As I said earlier, the product we are building is pretty technical and complex. Sometimes, we simply don’t know how we are going to do something. We need to try different ways before finding out the good one. The typical agile way of doing that is by conducting time-boxed spikes. Spikes are fine for code and design related issues but way too short to deal with hard R&D problems. These need a lot of uninterrupted time for research and experiments, so it’s not really possible to split them in backlog stories that any one can work on either …

The R&D Role

Here is what you want : some uninterrupted time to learn and experiment different ways to do something difficult.

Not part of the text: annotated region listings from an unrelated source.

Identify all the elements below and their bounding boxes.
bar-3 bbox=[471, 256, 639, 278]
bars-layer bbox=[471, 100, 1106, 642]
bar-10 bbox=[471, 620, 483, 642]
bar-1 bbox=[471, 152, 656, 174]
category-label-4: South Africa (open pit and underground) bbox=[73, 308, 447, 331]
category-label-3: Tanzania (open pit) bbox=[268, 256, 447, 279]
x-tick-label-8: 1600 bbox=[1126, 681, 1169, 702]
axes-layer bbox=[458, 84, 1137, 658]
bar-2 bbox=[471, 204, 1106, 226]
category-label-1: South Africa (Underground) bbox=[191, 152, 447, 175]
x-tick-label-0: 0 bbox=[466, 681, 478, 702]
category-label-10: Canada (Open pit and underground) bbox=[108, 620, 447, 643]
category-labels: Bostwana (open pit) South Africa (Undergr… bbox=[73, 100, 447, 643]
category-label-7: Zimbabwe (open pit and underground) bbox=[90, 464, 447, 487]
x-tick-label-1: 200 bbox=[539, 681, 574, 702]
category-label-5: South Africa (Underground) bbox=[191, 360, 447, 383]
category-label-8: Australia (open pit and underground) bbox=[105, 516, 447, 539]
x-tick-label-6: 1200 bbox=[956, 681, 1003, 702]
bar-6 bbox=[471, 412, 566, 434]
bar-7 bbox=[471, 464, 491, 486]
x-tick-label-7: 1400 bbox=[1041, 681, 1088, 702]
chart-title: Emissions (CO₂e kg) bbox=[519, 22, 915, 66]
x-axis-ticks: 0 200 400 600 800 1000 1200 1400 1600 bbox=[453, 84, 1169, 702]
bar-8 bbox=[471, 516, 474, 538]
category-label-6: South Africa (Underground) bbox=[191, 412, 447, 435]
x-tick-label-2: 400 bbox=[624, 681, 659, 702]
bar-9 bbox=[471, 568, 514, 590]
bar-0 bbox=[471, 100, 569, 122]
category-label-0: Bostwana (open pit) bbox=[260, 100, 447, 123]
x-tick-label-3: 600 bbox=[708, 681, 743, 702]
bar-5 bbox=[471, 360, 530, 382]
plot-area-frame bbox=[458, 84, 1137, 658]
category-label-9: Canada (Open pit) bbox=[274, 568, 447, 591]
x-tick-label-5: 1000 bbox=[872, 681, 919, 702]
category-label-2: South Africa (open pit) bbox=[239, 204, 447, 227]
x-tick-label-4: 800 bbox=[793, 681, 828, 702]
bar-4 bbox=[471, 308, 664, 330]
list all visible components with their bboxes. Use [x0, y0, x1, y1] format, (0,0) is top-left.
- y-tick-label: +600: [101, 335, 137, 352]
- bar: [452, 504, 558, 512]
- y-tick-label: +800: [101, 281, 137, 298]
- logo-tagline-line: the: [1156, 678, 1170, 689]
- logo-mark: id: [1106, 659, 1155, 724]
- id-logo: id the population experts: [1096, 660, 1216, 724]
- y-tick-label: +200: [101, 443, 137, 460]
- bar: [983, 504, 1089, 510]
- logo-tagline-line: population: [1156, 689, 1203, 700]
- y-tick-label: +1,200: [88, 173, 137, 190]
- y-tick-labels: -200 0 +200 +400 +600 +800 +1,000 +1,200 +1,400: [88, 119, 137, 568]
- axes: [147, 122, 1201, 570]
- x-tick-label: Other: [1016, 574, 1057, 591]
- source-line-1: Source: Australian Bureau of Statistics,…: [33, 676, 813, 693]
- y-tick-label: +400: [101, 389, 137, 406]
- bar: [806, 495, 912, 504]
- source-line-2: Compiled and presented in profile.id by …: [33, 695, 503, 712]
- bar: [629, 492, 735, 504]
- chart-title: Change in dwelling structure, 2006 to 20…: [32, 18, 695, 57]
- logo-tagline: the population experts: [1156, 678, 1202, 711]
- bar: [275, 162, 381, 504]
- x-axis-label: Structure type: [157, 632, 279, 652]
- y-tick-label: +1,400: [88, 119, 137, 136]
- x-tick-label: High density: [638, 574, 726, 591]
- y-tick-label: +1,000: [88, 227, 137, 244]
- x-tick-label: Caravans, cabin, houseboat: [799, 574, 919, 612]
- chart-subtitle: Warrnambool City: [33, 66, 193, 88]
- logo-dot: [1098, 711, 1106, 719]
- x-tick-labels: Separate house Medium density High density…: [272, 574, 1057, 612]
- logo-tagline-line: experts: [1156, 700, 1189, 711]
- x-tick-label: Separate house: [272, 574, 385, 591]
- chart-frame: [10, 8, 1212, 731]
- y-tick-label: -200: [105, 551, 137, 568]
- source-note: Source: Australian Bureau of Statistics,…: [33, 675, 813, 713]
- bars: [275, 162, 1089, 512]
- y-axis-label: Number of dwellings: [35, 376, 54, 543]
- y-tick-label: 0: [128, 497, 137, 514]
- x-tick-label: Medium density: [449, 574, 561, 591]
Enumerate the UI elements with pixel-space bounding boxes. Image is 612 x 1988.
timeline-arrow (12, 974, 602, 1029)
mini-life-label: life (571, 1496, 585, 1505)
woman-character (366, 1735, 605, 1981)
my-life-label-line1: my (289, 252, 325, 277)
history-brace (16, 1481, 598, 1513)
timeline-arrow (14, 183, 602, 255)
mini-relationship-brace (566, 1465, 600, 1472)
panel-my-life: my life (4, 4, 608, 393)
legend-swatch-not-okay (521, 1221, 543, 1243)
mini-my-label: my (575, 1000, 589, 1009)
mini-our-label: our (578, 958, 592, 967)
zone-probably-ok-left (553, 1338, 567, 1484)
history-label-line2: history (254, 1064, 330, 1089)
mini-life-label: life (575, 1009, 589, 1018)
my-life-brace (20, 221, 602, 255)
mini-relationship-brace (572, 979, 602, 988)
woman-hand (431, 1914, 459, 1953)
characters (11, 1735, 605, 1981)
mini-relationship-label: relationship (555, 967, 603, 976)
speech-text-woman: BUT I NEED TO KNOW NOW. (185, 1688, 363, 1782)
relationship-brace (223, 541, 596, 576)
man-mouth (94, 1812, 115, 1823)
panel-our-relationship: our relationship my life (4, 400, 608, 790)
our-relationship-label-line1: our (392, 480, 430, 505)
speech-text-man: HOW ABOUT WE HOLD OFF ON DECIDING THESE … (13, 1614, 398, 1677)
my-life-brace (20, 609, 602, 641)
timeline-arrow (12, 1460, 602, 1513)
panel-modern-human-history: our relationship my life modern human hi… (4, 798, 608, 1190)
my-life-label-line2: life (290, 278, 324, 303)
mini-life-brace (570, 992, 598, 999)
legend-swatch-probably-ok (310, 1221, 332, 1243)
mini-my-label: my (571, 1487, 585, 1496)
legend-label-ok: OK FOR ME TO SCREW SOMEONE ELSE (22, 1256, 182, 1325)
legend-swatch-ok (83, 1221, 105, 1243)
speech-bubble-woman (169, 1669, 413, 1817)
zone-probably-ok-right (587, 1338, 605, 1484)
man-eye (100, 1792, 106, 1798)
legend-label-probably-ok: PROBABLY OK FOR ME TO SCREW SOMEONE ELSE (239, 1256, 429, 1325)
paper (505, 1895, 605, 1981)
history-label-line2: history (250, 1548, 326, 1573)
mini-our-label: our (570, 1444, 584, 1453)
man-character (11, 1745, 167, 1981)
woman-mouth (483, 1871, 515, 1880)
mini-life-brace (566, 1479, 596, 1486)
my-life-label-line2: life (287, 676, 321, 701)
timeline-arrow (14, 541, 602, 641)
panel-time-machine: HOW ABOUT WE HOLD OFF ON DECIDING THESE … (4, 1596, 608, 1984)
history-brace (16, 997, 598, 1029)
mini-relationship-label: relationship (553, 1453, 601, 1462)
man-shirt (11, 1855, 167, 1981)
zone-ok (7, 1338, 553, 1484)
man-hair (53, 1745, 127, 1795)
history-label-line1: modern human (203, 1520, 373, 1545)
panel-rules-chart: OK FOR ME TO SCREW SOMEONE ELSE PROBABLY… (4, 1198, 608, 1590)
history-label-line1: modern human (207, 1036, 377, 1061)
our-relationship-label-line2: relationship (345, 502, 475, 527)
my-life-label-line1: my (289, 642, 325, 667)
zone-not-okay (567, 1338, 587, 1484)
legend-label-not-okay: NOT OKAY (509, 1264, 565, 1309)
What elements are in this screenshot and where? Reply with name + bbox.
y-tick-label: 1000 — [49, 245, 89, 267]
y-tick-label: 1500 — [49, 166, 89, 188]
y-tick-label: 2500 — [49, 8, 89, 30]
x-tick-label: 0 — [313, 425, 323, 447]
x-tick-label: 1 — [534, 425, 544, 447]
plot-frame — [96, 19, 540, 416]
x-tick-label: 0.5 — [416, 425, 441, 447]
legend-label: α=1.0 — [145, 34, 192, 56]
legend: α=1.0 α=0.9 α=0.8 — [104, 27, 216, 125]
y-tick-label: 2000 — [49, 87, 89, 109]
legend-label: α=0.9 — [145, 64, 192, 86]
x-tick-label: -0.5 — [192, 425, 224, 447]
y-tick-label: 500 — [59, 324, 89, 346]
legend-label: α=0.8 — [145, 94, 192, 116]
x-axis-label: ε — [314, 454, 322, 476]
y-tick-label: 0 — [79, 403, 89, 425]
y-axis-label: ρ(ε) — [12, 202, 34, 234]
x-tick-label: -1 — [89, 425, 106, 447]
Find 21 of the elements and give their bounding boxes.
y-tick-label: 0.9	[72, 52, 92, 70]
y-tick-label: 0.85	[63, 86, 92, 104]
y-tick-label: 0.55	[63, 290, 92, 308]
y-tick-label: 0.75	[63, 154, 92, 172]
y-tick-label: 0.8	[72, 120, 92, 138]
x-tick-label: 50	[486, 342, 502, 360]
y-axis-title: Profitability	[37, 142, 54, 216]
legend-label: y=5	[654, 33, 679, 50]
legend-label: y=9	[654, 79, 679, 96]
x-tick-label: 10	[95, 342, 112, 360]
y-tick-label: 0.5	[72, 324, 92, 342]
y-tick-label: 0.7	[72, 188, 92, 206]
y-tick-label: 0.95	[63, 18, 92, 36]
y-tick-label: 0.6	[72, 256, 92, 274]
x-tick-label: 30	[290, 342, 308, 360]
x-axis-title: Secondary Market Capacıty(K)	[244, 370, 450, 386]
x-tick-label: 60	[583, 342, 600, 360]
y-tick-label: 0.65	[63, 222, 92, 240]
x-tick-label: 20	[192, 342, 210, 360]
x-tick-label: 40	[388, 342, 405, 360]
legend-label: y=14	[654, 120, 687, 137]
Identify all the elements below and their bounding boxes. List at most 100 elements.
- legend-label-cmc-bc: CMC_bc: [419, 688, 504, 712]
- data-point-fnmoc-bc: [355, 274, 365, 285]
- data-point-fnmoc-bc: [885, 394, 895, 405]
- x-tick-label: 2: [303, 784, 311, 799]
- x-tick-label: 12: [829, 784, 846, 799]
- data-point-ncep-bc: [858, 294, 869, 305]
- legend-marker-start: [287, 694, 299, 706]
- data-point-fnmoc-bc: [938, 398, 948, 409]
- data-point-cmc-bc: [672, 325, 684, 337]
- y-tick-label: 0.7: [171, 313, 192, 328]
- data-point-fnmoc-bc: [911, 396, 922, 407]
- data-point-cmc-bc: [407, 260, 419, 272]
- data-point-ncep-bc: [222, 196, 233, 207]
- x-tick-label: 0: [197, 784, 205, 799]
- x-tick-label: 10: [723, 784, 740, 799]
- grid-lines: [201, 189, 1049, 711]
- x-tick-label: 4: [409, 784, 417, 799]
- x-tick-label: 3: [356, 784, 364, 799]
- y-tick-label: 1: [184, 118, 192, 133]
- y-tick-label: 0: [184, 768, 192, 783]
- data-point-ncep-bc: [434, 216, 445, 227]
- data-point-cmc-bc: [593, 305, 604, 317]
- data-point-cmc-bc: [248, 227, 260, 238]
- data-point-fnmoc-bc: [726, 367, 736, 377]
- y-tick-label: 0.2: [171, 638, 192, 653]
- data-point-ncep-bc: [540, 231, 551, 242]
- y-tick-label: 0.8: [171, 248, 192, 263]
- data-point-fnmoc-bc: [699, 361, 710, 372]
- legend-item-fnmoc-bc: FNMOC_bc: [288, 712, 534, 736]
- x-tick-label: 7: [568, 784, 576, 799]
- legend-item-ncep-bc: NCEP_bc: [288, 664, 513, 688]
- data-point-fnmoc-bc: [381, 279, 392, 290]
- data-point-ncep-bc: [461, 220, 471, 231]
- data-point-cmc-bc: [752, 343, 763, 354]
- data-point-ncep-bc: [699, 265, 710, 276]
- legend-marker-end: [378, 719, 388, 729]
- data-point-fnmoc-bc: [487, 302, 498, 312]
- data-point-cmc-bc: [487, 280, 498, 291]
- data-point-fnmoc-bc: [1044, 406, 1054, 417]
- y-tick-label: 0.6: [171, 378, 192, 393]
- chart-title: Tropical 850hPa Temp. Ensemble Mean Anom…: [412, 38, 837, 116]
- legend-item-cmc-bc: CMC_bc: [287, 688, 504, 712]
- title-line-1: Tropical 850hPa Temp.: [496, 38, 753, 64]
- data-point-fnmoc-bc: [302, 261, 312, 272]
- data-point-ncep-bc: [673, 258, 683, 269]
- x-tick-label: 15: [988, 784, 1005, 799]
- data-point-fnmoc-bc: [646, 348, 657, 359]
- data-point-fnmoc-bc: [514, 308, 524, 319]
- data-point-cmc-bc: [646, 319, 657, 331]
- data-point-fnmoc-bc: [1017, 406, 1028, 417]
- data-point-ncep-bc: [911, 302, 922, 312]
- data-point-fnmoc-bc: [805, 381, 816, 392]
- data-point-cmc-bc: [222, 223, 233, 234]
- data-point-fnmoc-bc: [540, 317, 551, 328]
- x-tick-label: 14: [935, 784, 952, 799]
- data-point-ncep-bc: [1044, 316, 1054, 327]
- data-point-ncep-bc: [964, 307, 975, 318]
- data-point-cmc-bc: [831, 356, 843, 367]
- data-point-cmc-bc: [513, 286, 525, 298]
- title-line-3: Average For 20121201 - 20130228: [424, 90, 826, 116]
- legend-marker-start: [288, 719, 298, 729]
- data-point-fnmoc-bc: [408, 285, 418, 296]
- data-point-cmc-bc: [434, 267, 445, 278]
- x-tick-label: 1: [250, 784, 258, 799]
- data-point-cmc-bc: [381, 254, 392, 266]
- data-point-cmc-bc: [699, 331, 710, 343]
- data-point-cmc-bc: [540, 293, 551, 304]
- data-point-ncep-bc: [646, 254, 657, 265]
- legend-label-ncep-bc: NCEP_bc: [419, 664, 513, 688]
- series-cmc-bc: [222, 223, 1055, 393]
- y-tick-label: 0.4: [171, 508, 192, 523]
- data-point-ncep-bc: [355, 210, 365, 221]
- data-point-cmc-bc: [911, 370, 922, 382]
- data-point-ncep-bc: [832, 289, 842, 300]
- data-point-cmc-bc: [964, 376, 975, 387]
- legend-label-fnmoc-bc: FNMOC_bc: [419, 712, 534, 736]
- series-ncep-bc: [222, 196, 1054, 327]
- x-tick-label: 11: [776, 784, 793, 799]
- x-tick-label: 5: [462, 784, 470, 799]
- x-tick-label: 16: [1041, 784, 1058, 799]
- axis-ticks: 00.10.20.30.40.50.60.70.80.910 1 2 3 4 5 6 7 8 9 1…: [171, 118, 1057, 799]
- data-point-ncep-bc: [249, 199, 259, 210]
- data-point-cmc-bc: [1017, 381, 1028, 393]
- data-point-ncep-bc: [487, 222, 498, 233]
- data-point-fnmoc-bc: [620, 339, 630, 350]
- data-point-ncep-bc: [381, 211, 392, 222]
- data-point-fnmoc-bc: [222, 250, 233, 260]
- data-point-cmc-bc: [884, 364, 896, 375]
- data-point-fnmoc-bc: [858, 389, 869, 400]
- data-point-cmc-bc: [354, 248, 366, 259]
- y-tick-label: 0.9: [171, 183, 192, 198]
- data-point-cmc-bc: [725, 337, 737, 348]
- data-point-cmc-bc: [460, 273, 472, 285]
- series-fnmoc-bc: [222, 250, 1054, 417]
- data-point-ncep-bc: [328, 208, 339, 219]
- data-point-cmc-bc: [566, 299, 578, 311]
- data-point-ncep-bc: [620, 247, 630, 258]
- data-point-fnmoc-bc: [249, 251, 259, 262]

Here is what you don’t want :

  • specialists in the team
  • people out of sync with the daily production constraints
  • a never ending ‘research’ topic

Here is a simple solution in the context I describe : add someone in the product team, and do some 2 month round robin on hard subjects. This should leave plenty of time to study something different, but not so much time that one looses connection with the rest of the team. Plus it brings a bit of diversity in every one’s daily work. One issue I can think of is that working on isolation might leave someone on a bad track, regularly presenting what was done to the rest of the team might alleviate this concern.

A final word

Obviously, this has a smell of specialization, we’re bending Scrum principles a bit. So take it for what it is : just like overclocking, it’s a hack to get a bit of extra juice before investing in something a lot more expensive (Scrum of Scrums, Less or whatever).